Indubitably it has. The Lanthanides, as an organization, is but a golden memory in the minds of those of us who were a part of it, but its effect on SF springs eternal. From this group of devoted fhans, living in idyllic squalor in Wall Hollow, Tennessee, came many of the names in the genre's (illusory, because we can't afford to build one) Hall of Fame: Angela Arbroath, Dale Dugger the original co-editor of Alluvial, and of course your faithful correspondent: myself.
The group spawned a few dirty old pros, too: Surn, Deddingfleld, Phillips, Mistral. (Just kidding, guys!) In the last ish of Alluvial, I recounted our adventures on the Great 1954 Tennfan Expedition to Slan Francisco, and how it came to grief in the Indiana outback due to an excess of hot air. (Always a problem with the some of the Lanthanides, most notably P. Malone.) Your humble chronicler went on to recount how he managed to at least partially repair the auto (much to the admiration of Surn, who only knew theoretical rocket mechanics), so that the Stalwart Six were able to make it back to the Fan Farm.

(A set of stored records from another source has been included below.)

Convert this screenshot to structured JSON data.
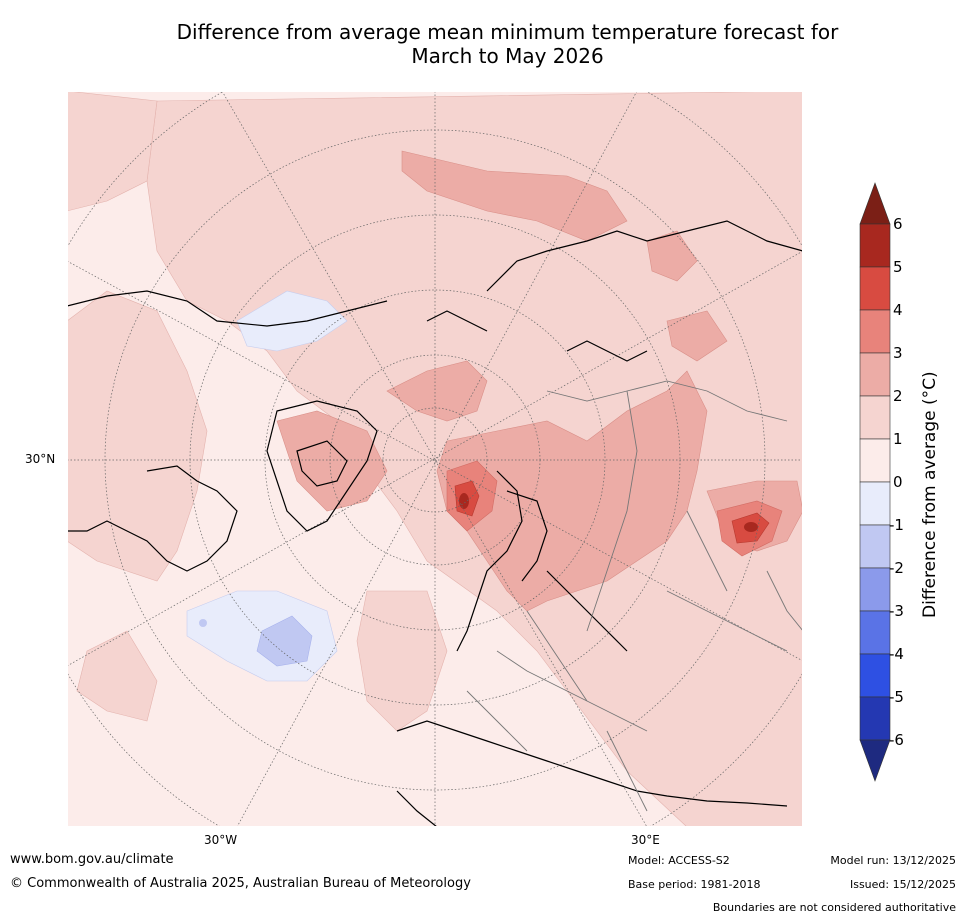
{
  "title_line1": "Difference from average mean minimum temperature forecast for",
  "title_line2": "March to May 2026",
  "axis_labels": {
    "lat_30N": "30°N",
    "lon_30W": "30°W",
    "lon_30E": "30°E"
  },
  "colorbar": {
    "label": "Difference from average (°C)",
    "ticks": [
      "6",
      "5",
      "4",
      "3",
      "2",
      "1",
      "0",
      "-1",
      "-2",
      "-3",
      "-4",
      "-5",
      "-6"
    ],
    "colors": {
      "above_6": "#7b1f16",
      "5_to_6": "#a8281f",
      "4_to_5": "#d84b41",
      "3_to_4": "#e8837b",
      "2_to_3": "#ecaca6",
      "1_to_2": "#f5d4d0",
      "0_to_1": "#fcecea",
      "-1_to_0": "#e8ecfb",
      "-2_to_-1": "#c0c8f2",
      "-3_to_-2": "#8b9aeb",
      "-4_to_-3": "#5a73e6",
      "-5_to_-4": "#2e50e3",
      "-6_to_-5": "#2438b2",
      "below_-6": "#1e2a80"
    }
  },
  "footer": {
    "website": "www.bom.gov.au/climate",
    "copyright": "© Commonwealth of Australia 2025, Australian Bureau of Meteorology",
    "model": "Model: ACCESS-S2",
    "base_period": "Base period: 1981-2018",
    "model_run": "Model run: 13/12/2025",
    "issued": "Issued: 15/12/2025",
    "disclaimer": "Boundaries are not considered authoritative"
  }
}
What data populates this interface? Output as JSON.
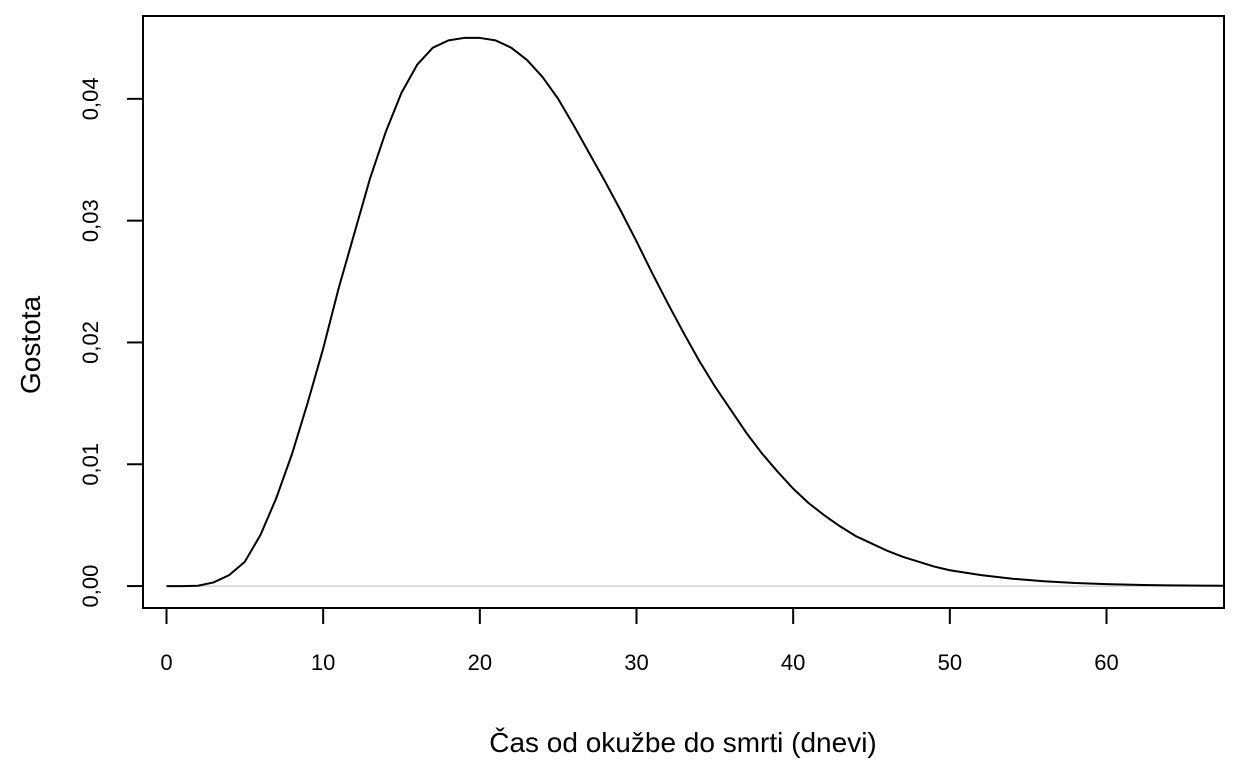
{
  "chart_data": {
    "type": "line",
    "title": "",
    "xlabel": "Čas od okužbe do smrti (dnevi)",
    "ylabel": "Gostota",
    "xlim": [
      -1.5,
      67.5
    ],
    "ylim": [
      -0.0018,
      0.0468
    ],
    "x_ticks": [
      0,
      10,
      20,
      30,
      40,
      50,
      60
    ],
    "x_tick_labels": [
      "0",
      "10",
      "20",
      "30",
      "40",
      "50",
      "60"
    ],
    "y_ticks": [
      0,
      0.01,
      0.02,
      0.03,
      0.04
    ],
    "y_tick_labels": [
      "0,00",
      "0,01",
      "0,02",
      "0,03",
      "0,04"
    ],
    "reference_line_y": 0,
    "grid": false,
    "legend": "none",
    "series": [
      {
        "x": [
          0,
          1,
          2,
          3,
          4,
          5,
          6,
          7,
          8,
          9,
          10,
          11,
          12,
          13,
          14,
          15,
          16,
          17,
          18,
          19,
          20,
          21,
          22,
          23,
          24,
          25,
          26,
          27,
          28,
          29,
          30,
          31,
          32,
          33,
          34,
          35,
          36,
          37,
          38,
          39,
          40,
          41,
          42,
          43,
          44,
          45,
          46,
          47,
          48,
          49,
          50,
          52,
          54,
          56,
          58,
          60,
          62,
          64,
          66,
          67.5
        ],
        "y": [
          0,
          0,
          3e-05,
          0.0003,
          0.0009,
          0.002,
          0.0042,
          0.0072,
          0.0108,
          0.015,
          0.0195,
          0.0245,
          0.029,
          0.0335,
          0.0373,
          0.0405,
          0.0428,
          0.0442,
          0.0448,
          0.045,
          0.045,
          0.0448,
          0.0442,
          0.0432,
          0.0418,
          0.04,
          0.0378,
          0.0355,
          0.0332,
          0.0308,
          0.0283,
          0.0257,
          0.0232,
          0.0208,
          0.0185,
          0.0164,
          0.0145,
          0.0126,
          0.0109,
          0.0094,
          0.008,
          0.0068,
          0.0058,
          0.0049,
          0.0041,
          0.0035,
          0.0029,
          0.0024,
          0.002,
          0.0016,
          0.0013,
          0.0009,
          0.0006,
          0.0004,
          0.00025,
          0.00016,
          0.0001,
          6e-05,
          4e-05,
          3e-05
        ]
      }
    ]
  }
}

He then suggested that they use their remaining funds to have a Con of their own.
It was during that weekend that the Lanthanides Time Capsule was planned, and subsequently buried.
In the last ish (back issues of Alluvial available for $!/ postage), I told how we came to bury that amazing cache (after much bheer had been consumed) which included a short story by each member of the group. Since we had no copy machines and nobody typed on stencils, all these stories are unpublished! No one has ever seen them! (A pity. Curtis Phillips said that Yours Truly's story was the best he'd ever read.) For a list of the rest of the contents of the Time Capsule, see page 4.)